De acordo com o governo americano, o fato de o Banco Central ser responsável tanto pela regulamentação quanto pela operação do PIX colocaria o sistema em posição privilegiada frente às empresas privadas, especialmente as ligadas ao setor de cartões e pagamentos eletrônicos.

Especialistas brasileiros, porém, contestam essa avaliação. Eles afirmam que o PIX não impede a concorrência com outros meios de pagamento, mas oferece uma alternativa mais rápida, eficiente e de menor custo para consumidores e empresas. Desde seu lançamento, em novembro de 2020, o sistema reduziu o uso de dinheiro em espécie, diminuiu custos com tarifas e permitiu que comerciantes recebessem os valores das vendas em tempo real.

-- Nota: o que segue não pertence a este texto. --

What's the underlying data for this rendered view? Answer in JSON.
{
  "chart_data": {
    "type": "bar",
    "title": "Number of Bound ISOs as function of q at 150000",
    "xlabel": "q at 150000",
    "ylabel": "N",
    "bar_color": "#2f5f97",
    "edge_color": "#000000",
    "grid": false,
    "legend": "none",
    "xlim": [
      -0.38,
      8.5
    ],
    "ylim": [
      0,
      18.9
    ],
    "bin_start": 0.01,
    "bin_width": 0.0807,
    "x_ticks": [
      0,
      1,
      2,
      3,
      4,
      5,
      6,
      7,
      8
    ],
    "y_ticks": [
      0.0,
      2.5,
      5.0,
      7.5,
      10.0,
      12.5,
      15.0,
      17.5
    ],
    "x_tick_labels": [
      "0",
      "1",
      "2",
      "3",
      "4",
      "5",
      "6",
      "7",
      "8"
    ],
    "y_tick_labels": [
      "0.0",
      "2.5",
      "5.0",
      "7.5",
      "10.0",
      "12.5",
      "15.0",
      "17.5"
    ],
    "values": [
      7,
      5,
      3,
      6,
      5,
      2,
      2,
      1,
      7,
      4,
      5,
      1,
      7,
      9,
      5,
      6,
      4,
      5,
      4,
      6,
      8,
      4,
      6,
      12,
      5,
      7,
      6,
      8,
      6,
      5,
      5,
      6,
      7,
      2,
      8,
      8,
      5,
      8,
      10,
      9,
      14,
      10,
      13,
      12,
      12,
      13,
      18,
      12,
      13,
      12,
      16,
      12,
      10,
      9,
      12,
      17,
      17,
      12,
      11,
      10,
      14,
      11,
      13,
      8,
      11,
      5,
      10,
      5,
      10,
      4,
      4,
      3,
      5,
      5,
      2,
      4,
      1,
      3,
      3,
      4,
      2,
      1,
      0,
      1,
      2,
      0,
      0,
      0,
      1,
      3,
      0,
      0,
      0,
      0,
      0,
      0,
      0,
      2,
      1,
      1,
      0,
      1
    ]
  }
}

Levantamento do Sebrae aponta que cerca de 59% dos pequenos negócios já utilizam o PIX como principal forma de recebimento. Entre os Microempreendedores Individuais (MEIs), praticamente todos adotaram a ferramenta, que representa a maior parte do faturamento para uma parcela significativa desses empreendedores.

Além do impacto no mercado nacional, analistas avaliam que o desenvolvimento do chamado PIX Internacional, projeto que pretende conectar sistemas de pagamentos instantâneos entre diferentes países, também desperta atenção internacional. Embora essa possibilidade ainda esteja em desenvolvimento, há interpretações de que ela poderá reduzir custos em operações internacionais e ampliar alternativas ao sistema financeiro tradicional.

Apesar das críticas ao PIX, os próprios Estados Unidos possuem sistemas de pagamento instantâneo, como o FedNow, desenvolvido pelo Federal Reserve, e o Zelle, criado por grandes bancos americanos. A principal diferença apontada por especialistas está na ampla integração e adesão alcançadas pelo sistema brasileiro.

O PIX é apenas um dos itens citados pelos Estados Unidos para justificar o novo tarifaço. O relatório também faz referências a questões envolvendo plataformas digitais, propriedade intelectual, tarifas comerciais, políticas ambientais e outros aspectos das relações econômicas entre os dois países. O governo brasileiro rejeitou as alegações e informou que responderá às medidas com base na Lei da Reciprocidade Econômica.